Numb, spiritually dead nation
Marian Wright Edelman | 6/3/2013, 9:13 a.m.
Raphael pointed out another consequence of rampant gun violence in places like New Orleans, Chicago and Newark: Young men become locked into a situation where they feel they have to retaliate to protect themselves and to be respected. When a culture teaches its children that violence is a way to resolve conflicts, “if your brother or friend is shot, you think you have to strike back,” he said. “Sometimes, the family members or friends of the shooter assume you will retaliate and go after you preemptively.”
Retaliation is said to be the motive for the Mother’s Day shooting. Police said that the brothers, aged 19 and 24, who are charged with the crime, were part of a loosely organized neighborhood drug gang and were shooting at a member or members of a rival group. The shooting was related to two previous ones, police said.
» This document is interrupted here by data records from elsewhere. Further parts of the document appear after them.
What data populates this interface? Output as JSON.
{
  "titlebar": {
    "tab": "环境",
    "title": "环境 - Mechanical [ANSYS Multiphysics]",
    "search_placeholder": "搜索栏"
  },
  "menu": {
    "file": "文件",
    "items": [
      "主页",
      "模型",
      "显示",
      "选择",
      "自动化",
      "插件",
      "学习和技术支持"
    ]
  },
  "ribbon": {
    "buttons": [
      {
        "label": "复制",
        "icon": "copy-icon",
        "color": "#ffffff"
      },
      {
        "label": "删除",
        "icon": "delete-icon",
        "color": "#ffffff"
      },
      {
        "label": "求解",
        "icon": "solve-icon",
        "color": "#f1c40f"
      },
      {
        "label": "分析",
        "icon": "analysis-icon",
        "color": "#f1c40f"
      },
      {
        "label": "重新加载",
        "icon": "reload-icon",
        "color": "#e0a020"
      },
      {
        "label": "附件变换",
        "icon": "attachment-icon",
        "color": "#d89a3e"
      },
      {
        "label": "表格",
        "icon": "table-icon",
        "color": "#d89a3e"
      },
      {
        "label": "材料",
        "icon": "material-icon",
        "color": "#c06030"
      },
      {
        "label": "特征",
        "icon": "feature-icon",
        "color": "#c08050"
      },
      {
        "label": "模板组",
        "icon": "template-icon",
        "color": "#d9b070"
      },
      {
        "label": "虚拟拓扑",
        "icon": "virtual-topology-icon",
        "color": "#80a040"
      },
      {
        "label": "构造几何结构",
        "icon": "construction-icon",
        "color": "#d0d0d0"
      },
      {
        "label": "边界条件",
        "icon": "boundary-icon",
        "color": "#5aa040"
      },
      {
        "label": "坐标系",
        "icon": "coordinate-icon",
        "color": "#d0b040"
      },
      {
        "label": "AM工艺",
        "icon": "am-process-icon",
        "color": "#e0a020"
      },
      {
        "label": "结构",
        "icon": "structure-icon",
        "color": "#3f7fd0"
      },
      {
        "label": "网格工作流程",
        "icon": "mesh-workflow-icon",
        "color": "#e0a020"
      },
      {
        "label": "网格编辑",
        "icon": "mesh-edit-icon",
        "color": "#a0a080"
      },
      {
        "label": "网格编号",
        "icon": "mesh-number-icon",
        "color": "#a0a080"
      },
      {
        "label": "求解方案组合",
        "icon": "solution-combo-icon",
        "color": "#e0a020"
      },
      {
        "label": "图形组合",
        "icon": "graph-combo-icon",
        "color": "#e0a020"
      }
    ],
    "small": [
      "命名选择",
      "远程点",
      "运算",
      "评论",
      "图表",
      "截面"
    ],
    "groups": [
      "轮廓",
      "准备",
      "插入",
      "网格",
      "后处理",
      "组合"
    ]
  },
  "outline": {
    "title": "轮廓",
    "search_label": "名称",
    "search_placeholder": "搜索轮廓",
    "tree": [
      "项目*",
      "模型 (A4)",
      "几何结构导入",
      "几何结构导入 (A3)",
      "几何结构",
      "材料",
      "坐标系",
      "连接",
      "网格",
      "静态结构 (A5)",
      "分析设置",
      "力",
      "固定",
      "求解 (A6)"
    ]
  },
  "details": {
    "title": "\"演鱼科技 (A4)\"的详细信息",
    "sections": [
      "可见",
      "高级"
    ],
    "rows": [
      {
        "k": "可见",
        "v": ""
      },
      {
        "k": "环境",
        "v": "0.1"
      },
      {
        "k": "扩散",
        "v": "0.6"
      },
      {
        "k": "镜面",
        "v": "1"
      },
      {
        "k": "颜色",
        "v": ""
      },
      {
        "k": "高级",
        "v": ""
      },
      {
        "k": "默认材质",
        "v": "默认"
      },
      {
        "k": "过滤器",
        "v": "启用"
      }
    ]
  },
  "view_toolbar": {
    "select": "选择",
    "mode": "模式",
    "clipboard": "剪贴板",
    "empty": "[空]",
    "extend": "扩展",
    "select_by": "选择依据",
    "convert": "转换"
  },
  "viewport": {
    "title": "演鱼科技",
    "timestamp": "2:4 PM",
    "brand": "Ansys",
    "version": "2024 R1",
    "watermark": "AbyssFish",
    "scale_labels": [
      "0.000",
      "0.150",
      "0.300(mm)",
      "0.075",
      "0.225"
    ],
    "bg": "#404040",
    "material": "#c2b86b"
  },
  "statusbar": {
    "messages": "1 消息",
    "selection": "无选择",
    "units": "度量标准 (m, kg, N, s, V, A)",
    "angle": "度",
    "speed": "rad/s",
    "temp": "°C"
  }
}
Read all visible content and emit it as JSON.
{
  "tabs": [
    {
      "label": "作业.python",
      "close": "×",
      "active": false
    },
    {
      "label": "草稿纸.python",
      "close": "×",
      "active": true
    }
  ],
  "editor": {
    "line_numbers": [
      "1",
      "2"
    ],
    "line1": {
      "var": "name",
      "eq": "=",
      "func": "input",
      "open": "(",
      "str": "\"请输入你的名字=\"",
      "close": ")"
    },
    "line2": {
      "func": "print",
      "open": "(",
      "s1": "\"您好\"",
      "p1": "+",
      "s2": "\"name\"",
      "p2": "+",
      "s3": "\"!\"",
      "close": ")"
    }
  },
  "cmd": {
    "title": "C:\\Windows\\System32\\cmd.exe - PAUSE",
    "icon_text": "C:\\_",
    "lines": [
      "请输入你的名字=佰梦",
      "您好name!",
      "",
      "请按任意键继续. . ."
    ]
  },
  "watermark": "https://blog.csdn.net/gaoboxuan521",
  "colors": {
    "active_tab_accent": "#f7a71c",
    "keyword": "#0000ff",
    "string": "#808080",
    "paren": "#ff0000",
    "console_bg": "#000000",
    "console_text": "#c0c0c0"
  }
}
The childhood experiences of the accused brothers have not been revealed, but it would take numbness to violence to shoot into a crowd with women and children.
In Raphael’s view, New Orleans “has a spiritual problem. It is beyond criminal. It is a spiritual problem when in a high population area you see children and you shoot into them.”
America has a spiritual problem when it protects guns rather than children. Since 1963, more than 166,000 children and teens have died from guns on American soil – more than triple the number of U.S. soldiers killed in the Vietnam, Afghanistan and Iraq wars combined. It is beyond criminal that we allow so many children to suffer and die. It is spiritual deadness.